Re: Mixing threading layers in MKL

Morris__Stephen · ‎09-10-2020

I have a rather subtle use case where I'd appreciate some advice.

I have an application with a number of math libraries as shown in the illustration attached:

The main application depends on two main math libraries that I've written myself, one in Fortran and one in C++.
The Fortran library is highly parallelised using OpenMP, and often calls MKL functions from within threads; therefore it should ideally use the MKL with a sequential threading layer, to avoid the overheads associated with nested parallelism.
Parts of the C++ library are also highly parallelised using Open MP, but no MKL functions are ever called from within threads. However, it incorporates OpenCV as a static library, and many of the functions it provides use OpenCV. All the functions that use OpenCV are sequential - care has been taken never to mix OpenCV and OpenMP. Even so, OpenCV itself makes extensive use of the MKL and so needs to be linked to it, and since the OpenCV functions are sequential it would be preferable to use the threaded implementation of MKL.

So my question is this: is it possible to have threaded and non-threaded versions of MKL loaded in this way at the same time? Or am I asking for trouble?

If I'm asking for trouble, would linking MKL statically to each library be an acceptable workaround? (I know this would mean a bigger footprint on disk and possibly more memory usage, but I don't expect that to be a problem)

Or will I have to settle for using a sequential version of the MKL for OpenCV as well (which is probably preferable to risking the threaded version of the MKL for the Fortran application).

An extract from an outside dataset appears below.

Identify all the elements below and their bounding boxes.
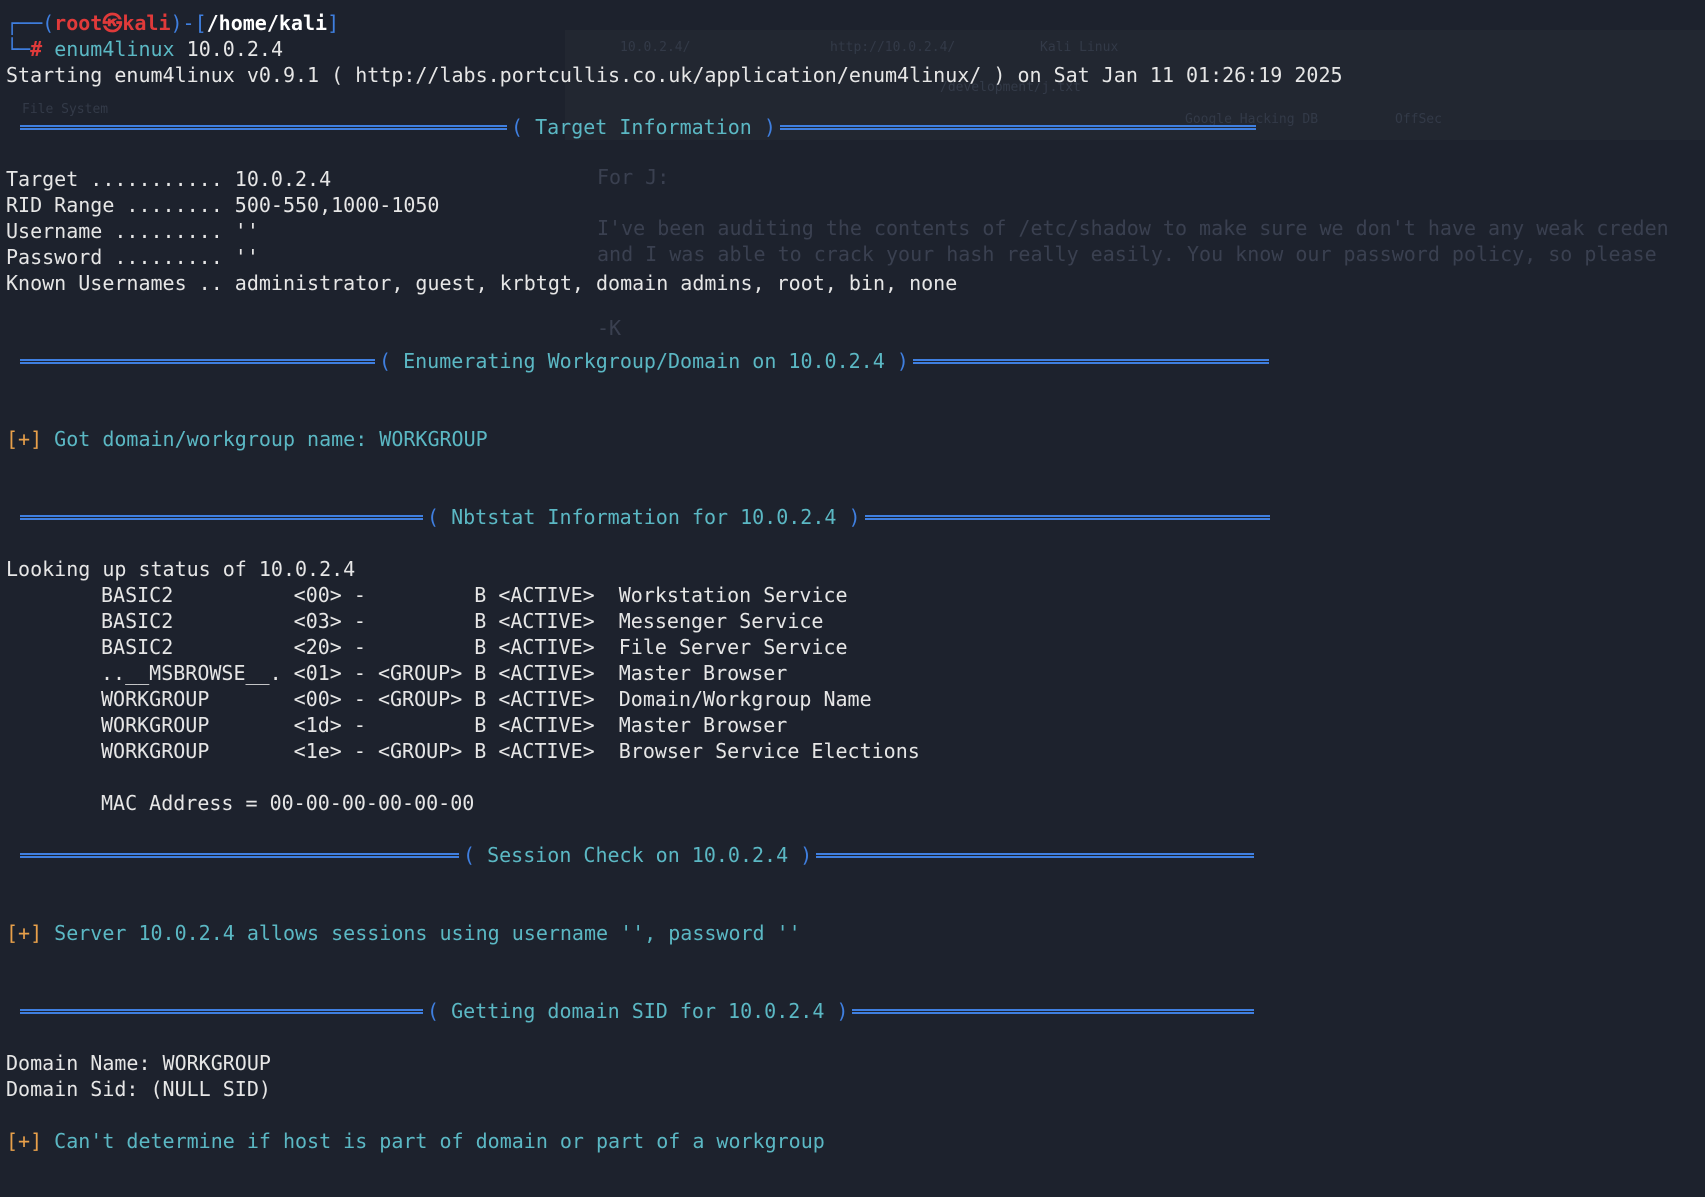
domain-result: Can't determine if host is part of domai… [54, 1129, 825, 1153]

jimdempseyatthecove · ‎09-11-2020

What you could do is make a compromise.

Run the OpenMP with fewer than full complement of threads. .AND.
Run parallel MKL with fewer than full complement of threads.

You may have to experiment to find the best mix.

Also, when the OpenCV portion runs at different time intervals than OpenMP/MKL, consider setting the KMP_BLOCKTIME to 0 or some small number. Doing so may reduce the latency of thread wakeup between the different thread pools at a sacrifice of increased(induced) wakups between parallel regions within each thread pool.

Jim Dempsey

Ron_Green · ‎09-11-2020

MKL has some great API calls and ENV vars to control threading. You should check out this information HERE

Morris__Stephen · ‎09-11-2020

I assume that if I used system calls or environment variables then there'd be some latency, and in reality I'll want to move back and forth between OpenCV and OpenMP quite frequently so I'd rather avoid this.

jimdempseyatthecove · ‎09-11-2020

Try setting the environment variable KMP_BLOCKTIME=0, and run the multi-thread KML

IOW run a test and see what happens.

Jim Dempsey

Morris__Stephen · ‎09-11-2020

Can't argue with that!

The only thing is, I'm some way off building and running the code - I'm still trying to sort out the architecture (though the Fortran and C++ libraries already exist and have been tested separately).

The answer does seem to have come through loud and clear that I can't run dynamic instances of the MKL with different threading layers side-by-side. I'm still tempted to try the static linking option.

Morris__Stephen · ‎09-11-2020

Thank you Jim; that does sound a bit of a compromise though; if I really must compromise somewhere, I'd rather put up with the single-threaded MKL for OpenCV, since getting maximum performance from the Fortran library is really critical.